Contrary to what one may believe, most Registered Nurses (RN) or Licensed Practical Nurses (LPN) are not regarded by the government as a profession that is qualified for an H-1B visa. The primary reason lies in the educational requirement for a normal RN or LPN position – typically only two years, which fall short of the four-year college degree requirement for H-1B purposes. To be considered for an H-1B visa, one requirement is that the petitioner, or the employer, must demonstrate that the position is a “specialty occupation.” (see “Basic Overview of the H-1B Visa Qualifications and Procedures”). Generally, a “specialty occupation” can be proved by requiring at least a bachelor degree in a specific field or that the industry standard requires a specific bachelor degree. Usually, nurse manager or an advanced practice positions may qualify for H-1B visas since most of these positions require a Bachelor of Sciences (B.S.) in nursing or a Master of Science (M.S.) degree. However, it may be difficult for RNs or LPNs to be considered for H-1B visas since these positions generally do not require a bachelor’s or higher degree.

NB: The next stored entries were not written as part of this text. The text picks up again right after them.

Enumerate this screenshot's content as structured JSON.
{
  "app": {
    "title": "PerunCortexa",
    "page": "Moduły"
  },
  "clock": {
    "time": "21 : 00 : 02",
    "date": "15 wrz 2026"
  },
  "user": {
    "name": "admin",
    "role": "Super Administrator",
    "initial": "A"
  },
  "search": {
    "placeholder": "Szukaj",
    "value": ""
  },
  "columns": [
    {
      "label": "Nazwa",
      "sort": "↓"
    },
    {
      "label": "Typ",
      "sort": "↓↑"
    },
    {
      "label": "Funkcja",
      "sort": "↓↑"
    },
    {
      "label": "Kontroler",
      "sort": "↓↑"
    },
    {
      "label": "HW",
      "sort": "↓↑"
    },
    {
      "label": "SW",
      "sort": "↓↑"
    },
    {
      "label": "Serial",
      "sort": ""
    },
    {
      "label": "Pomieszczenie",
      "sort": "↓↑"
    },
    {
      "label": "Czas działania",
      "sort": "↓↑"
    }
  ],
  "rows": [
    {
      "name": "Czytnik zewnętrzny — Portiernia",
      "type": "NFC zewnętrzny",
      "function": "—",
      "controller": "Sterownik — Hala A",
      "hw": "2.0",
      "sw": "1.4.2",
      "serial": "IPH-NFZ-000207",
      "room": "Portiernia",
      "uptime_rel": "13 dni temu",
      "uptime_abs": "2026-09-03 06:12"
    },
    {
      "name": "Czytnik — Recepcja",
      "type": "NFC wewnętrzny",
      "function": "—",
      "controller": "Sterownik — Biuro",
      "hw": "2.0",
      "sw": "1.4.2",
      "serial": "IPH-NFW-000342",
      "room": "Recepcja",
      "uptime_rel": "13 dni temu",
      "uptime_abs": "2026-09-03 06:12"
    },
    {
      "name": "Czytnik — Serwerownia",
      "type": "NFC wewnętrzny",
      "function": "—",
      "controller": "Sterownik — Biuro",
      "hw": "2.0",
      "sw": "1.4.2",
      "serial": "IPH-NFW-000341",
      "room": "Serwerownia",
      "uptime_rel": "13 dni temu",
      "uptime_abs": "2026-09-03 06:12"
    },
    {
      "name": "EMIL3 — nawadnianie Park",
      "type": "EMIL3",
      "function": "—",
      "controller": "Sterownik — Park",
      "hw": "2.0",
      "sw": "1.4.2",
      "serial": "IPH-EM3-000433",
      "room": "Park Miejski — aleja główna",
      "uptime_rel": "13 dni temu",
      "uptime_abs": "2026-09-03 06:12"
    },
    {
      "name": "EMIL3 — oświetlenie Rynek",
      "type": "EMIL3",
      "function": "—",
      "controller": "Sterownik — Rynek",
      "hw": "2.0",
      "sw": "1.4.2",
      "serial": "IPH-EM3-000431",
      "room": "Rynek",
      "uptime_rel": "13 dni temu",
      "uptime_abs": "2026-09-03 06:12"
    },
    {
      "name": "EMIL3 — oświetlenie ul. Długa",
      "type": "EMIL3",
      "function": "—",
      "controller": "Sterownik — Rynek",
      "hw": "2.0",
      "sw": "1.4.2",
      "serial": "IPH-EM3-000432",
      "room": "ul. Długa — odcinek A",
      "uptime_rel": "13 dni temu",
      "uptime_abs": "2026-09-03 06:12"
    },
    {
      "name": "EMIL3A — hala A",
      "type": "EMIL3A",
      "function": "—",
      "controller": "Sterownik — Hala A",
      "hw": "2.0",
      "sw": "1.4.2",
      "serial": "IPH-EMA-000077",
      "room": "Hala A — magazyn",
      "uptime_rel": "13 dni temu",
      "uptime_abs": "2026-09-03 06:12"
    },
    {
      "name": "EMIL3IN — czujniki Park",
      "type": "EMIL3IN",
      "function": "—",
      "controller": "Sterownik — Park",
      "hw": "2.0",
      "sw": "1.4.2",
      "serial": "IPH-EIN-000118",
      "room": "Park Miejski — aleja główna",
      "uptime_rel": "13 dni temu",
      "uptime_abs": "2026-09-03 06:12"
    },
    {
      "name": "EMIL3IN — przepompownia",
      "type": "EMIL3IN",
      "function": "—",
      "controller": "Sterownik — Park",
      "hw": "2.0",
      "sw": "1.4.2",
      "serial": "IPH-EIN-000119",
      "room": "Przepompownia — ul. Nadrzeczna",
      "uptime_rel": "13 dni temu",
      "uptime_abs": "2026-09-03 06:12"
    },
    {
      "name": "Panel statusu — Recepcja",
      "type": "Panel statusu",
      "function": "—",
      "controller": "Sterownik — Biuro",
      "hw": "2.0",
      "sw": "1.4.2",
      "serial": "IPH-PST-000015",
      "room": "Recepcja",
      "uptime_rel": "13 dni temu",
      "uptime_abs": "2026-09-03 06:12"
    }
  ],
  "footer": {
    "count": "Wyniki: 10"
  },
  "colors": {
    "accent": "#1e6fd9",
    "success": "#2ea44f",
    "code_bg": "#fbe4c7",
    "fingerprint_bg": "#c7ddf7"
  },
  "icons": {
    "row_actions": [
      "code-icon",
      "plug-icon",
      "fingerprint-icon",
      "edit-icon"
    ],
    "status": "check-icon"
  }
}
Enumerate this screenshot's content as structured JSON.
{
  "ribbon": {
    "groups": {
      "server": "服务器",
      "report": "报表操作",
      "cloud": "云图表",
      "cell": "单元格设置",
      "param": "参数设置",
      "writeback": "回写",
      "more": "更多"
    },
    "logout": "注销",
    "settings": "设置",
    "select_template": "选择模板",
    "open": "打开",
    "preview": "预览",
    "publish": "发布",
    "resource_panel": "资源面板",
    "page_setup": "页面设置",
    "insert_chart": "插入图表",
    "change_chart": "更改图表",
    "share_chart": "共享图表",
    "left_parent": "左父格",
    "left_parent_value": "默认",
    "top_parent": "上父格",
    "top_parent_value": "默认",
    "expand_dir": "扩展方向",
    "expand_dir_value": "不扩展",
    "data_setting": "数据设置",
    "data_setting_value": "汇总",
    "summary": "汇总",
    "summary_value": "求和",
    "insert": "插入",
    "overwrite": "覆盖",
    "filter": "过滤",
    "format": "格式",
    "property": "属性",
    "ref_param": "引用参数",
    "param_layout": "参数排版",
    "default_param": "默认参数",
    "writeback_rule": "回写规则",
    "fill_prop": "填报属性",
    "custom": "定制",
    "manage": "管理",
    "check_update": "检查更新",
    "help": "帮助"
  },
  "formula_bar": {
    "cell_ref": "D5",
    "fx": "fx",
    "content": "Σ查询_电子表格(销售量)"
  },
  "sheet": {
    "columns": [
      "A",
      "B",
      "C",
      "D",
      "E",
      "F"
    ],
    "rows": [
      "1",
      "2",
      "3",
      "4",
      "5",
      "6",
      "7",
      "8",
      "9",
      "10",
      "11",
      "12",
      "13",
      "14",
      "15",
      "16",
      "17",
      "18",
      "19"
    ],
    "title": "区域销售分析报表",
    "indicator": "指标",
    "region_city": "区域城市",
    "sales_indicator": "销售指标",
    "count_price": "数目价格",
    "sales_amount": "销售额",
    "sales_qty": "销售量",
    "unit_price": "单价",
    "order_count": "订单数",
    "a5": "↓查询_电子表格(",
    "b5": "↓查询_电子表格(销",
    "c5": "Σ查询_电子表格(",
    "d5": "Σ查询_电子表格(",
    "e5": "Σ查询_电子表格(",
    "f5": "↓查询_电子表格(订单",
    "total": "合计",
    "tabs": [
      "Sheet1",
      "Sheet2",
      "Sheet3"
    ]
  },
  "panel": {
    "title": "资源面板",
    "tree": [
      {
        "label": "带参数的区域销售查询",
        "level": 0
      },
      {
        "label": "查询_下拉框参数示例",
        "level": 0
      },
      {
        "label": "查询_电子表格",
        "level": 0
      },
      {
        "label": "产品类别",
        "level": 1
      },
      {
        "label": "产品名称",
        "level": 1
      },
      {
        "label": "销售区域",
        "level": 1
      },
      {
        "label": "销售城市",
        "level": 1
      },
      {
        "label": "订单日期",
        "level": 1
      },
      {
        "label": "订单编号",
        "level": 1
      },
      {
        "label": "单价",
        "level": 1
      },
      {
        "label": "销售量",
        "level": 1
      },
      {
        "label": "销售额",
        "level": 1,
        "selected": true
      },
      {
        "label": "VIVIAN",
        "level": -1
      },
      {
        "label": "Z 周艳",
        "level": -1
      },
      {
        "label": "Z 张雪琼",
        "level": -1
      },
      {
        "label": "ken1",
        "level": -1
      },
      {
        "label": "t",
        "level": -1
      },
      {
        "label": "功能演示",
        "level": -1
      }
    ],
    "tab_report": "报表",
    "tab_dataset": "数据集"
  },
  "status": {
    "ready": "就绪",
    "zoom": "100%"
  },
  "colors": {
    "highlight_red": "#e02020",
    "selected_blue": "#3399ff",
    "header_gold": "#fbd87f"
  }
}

Recent Developments at USCIS

In 2002, legacy Immigration Naturalization Service (INS) issued a memorandum providing guidance on this issue and essentially stated that most RN positions would not qualify for an H-1B visa unless the petitioner can establish that the job offered requires at a minimum a college degree. Then, U.S. Citizenship and Immigration Services (USCIS) issued an interim policy memorandum on July 11, 2014 that superseded the former 2002 INS memorandum. The 2014 memo that was later finalized in yet another memo in 2015 discusses the changing industry for nurses and that employers now increasingly expect nurses to have a college degree; however, the adjudicatory standard that USCIS uses to review H-1B applications for nurses has remained essentially unchanged. Currently, the requirements of H-1B for nursing are as below: 

  • The position is a specialty occupation;
  • The nurse has a degree or equivalent pursuant to H-1B regulations;
  • The nurse has passed the foreign nurses exam (NCLEX-RN); and
  • The nurse has passed the state licensure.When an applicant is required to prove a lawful employment before obtaining the license from the state or local authority, and the license is required to practice the profession, USCIS will approve a one-year H-1B petition for the applicant to work on obtaining the license. However, the request to extend the H-1B visa will be denied if the applicant is ultimately unable to obtain the license.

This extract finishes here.